Missachtender Umgang mit dem parlamentarischen Fragerecht
Die hier angeführten Drs. 7/6609 und 7/6614 sollen zum Schluss als Beispiel dafür dienen, wie Landesdirektion und Innenministerium die notwendige Transparenz für das geschlossene System Abschiebehaft selbst beim Fragerecht von Parlamentarier*innen vermissen lassen. Zu Drs. 7/6609 über die Vorwürfe der Misshandlung wird durch Nagel in Frage 3 konkret gefragt, ob der Landesdirektion bereits vor der Inhaftierung die psychische Erkrankung von F. bekannt war. Darauf wird keine Antwort gegeben. Dabei war der Behörde genau dieser Umstand nach Blick in die Akte
bekannt.
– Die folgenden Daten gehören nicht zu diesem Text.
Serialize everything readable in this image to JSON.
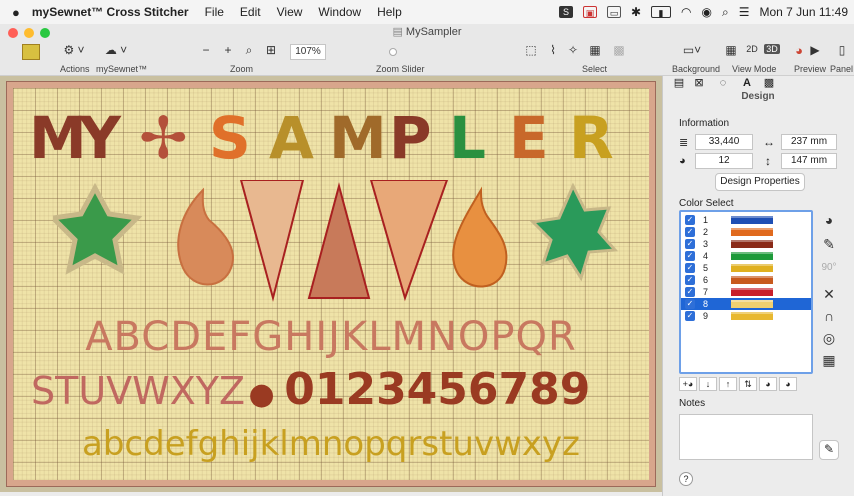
{
  "menubar": {
    "app_name": "mySewnet™ Cross Stitcher",
    "items": [
      "File",
      "Edit",
      "View",
      "Window",
      "Help"
    ],
    "clock": "Mon 7 Jun  11:49"
  },
  "window": {
    "title": "MySampler"
  },
  "toolbar": {
    "actions_label": "Actions",
    "mysewnet_label": "mySewnet™",
    "zoom_label": "Zoom",
    "zoom_value": "107%",
    "zoom_slider_label": "Zoom Slider",
    "zoom_fraction": 0.45,
    "select_label": "Select",
    "background_label": "Background",
    "view_mode_label": "View Mode",
    "view_2d": "2D",
    "view_3d": "3D",
    "preview_label": "Preview",
    "panel_label": "Panel"
  },
  "canvas": {
    "title_letters": [
      "M",
      "Y",
      "✢",
      "S",
      "A",
      "M",
      "P",
      "L",
      "E",
      "R"
    ],
    "title_colors": [
      "#8a3a28",
      "#8a3a28",
      "#b4503a",
      "#e0702a",
      "#b8902a",
      "#a06a2a",
      "#8a3a28",
      "#2a9040",
      "#c8682a",
      "#c8a020"
    ],
    "uppercase_row": "ABCDEFGHIJKLMNOPQR",
    "uppercase_row2": "STUVWXYZ",
    "digits_row": "0123456789",
    "lowercase_row": "abcdefghijklmnopqrstuvwxyz"
  },
  "panel": {
    "tab_design": "Design",
    "information_label": "Information",
    "stitch_count": "33,440",
    "width_value": "237 mm",
    "color_count": "12",
    "height_value": "147 mm",
    "design_properties_button": "Design Properties",
    "color_select_label": "Color Select",
    "colors": [
      {
        "num": "1",
        "color": "#1e4fb4"
      },
      {
        "num": "2",
        "color": "#e06a1e"
      },
      {
        "num": "3",
        "color": "#8a2a18"
      },
      {
        "num": "4",
        "color": "#1e9a3a"
      },
      {
        "num": "5",
        "color": "#e0b020"
      },
      {
        "num": "6",
        "color": "#c85a1e"
      },
      {
        "num": "7",
        "color": "#c81e2a"
      },
      {
        "num": "8",
        "color": "#f0d070"
      },
      {
        "num": "9",
        "color": "#e8b830"
      }
    ],
    "selected_color_index": 7,
    "notes_label": "Notes",
    "help_label": "?"
  }
}
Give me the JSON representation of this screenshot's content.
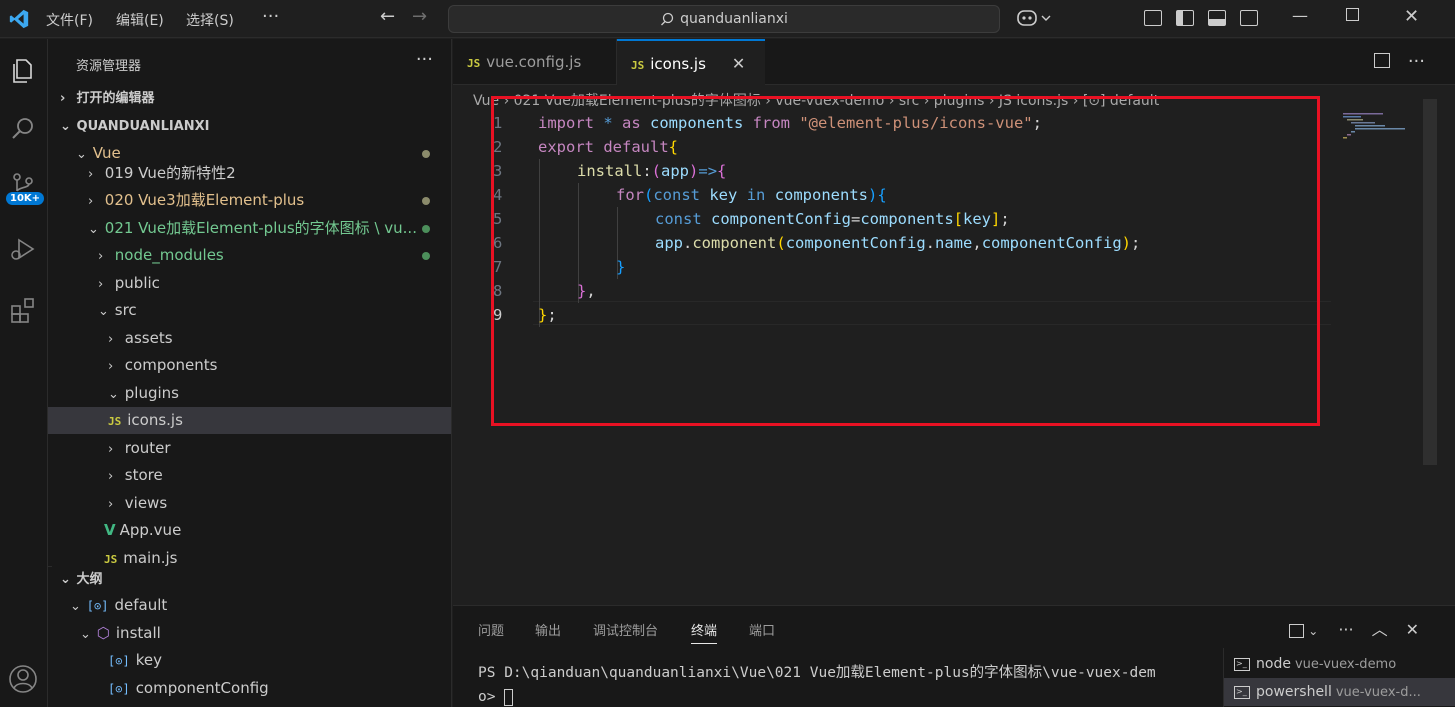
{
  "titlebar": {
    "menus": [
      "文件(F)",
      "编辑(E)",
      "选择(S)"
    ],
    "more": "···",
    "search": "quanduanlianxi"
  },
  "activity": {
    "badge": "10K+"
  },
  "sidebar": {
    "header": "资源管理器",
    "more": "···",
    "open_editors": "打开的编辑器",
    "workspace": "QUANDUANLIANXI",
    "tree": [
      {
        "label": "Vue",
        "chev": "⌄"
      },
      {
        "label": "019 Vue的新特性2",
        "chev": "›"
      },
      {
        "label": "020 Vue3加载Element-plus",
        "chev": "›"
      },
      {
        "label": "021 Vue加载Element-plus的字体图标 \\ vu...",
        "chev": "⌄"
      },
      {
        "label": "node_modules",
        "chev": "›"
      },
      {
        "label": "public",
        "chev": "›"
      },
      {
        "label": "src",
        "chev": "⌄"
      },
      {
        "label": "assets",
        "chev": "›"
      },
      {
        "label": "components",
        "chev": "›"
      },
      {
        "label": "plugins",
        "chev": "⌄"
      },
      {
        "label": "icons.js",
        "icon": "JS"
      },
      {
        "label": "router",
        "chev": "›"
      },
      {
        "label": "store",
        "chev": "›"
      },
      {
        "label": "views",
        "chev": "›"
      },
      {
        "label": "App.vue",
        "icon": "V"
      },
      {
        "label": "main.js",
        "icon": "JS"
      }
    ],
    "outline_title": "大纲",
    "outline": [
      {
        "label": "default",
        "icon": "[⊙]"
      },
      {
        "label": "install",
        "icon": "⬡"
      },
      {
        "label": "key",
        "icon": "[⊙]"
      },
      {
        "label": "componentConfig",
        "icon": "[⊙]"
      }
    ]
  },
  "editor": {
    "tabs": [
      {
        "label": "vue.config.js",
        "icon": "JS"
      },
      {
        "label": "icons.js",
        "icon": "JS",
        "close": "✕"
      }
    ],
    "breadcrumb": "Vue › 021 Vue加载Element-plus的字体图标 › vue-vuex-demo › src › plugins › JS icons.js › [⊙] default",
    "line_numbers": [
      "1",
      "2",
      "3",
      "4",
      "5",
      "6",
      "7",
      "8",
      "9"
    ],
    "code": {
      "l1": {
        "a": "import",
        "b": " * ",
        "c": "as",
        "d": " components ",
        "e": "from",
        "f": " \"@element-plus/icons-vue\"",
        "g": ";"
      },
      "l2": {
        "a": "export",
        "b": " ",
        "c": "default",
        "d": "{"
      },
      "l3": {
        "a": "install",
        "b": ":",
        "c": "(",
        "d": "app",
        "e": ")",
        "f": "=>",
        "g": "{"
      },
      "l4": {
        "a": "for",
        "b": "(",
        "c": "const",
        "d": " key ",
        "e": "in",
        "f": " components",
        "g": ")",
        "h": "{"
      },
      "l5": {
        "a": "const",
        "b": " componentConfig",
        "c": "=",
        "d": "components",
        "e": "[",
        "f": "key",
        "g": "]",
        "h": ";"
      },
      "l6": {
        "a": "app",
        "b": ".",
        "c": "component",
        "d": "(",
        "e": "componentConfig",
        "f": ".",
        "g": "name",
        "h": ",",
        "i": "componentConfig",
        "j": ")",
        "k": ";"
      },
      "l7": {
        "a": "}"
      },
      "l8": {
        "a": "}",
        "b": ","
      },
      "l9": {
        "a": "}",
        "b": ";"
      }
    }
  },
  "panel": {
    "tabs": [
      "问题",
      "输出",
      "调试控制台",
      "终端",
      "端口"
    ],
    "terminal_line1": "PS D:\\qianduan\\quanduanlianxi\\Vue\\021 Vue加载Element-plus的字体图标\\vue-vuex-dem",
    "terminal_line2": "o> ",
    "terminals": [
      {
        "name": "node",
        "sub": "vue-vuex-demo"
      },
      {
        "name": "powershell",
        "sub": "vue-vuex-d..."
      }
    ]
  },
  "colors": {
    "accent": "#0078d4",
    "highlight_box": "#e81123"
  }
}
Ergo ist dies nicht anders denn als Verschleierung zu bewerten. In Frage 5 wird auch nach der Qualifikation derjenigen gefragt, die Medikamente ausgeben. Eine Antwort wird darauf schlicht nicht gegeben. In Drs. 7/6848 zu den Abschiebeärzt*innen wird in der Antwort mit keinem Wort Bezug darauf genommen, dass Tatjana Mockwitz als Notärztin eine Begutachtung von F. durchführen sollte, obwohl sie dafür nicht qualifiziert war. Auch hier war die Fragestellung eindeutig. In Antwort auf Frage 3 wirdnicht auf die eigentlichen Gegenstände der Frage - die Schweigepflichtentbindung und den Schutz der Daten - eingegangen. Da in Frage 2 die Weitergabe von medizinischen Dokumenten an die Honorarärzt*innen vom Innnenministerium bestätigt und als "unabdingbar" beschrieben wird, ist davon auszugehen, dass es hierzu irgendeine Regelung geben wird. In Frage 4 und 5 ist das Innenministerium zudem nicht in der Lage, die Buchung von Honorarärzt*innen anzugeben. Dabei handelt es sich hier um Ausgaben des öffentlichen Haushalts. Die Abschiebehaftkontaktgruppe ist sich sicher, dass das Innenministerium in der Lage ist, dem Sächsischen Rechnungshof eine entsprechende Aufschlüsselung vorzulegen. Warum das gegenüber dem Sächsischen Landtag nicht möglich sein soll – also das Organ, das durch den Rechnungshof beraten wird, ja, die Richter*innen des Rechnungshofs per Wahl legitimiert – ist unerklärlich.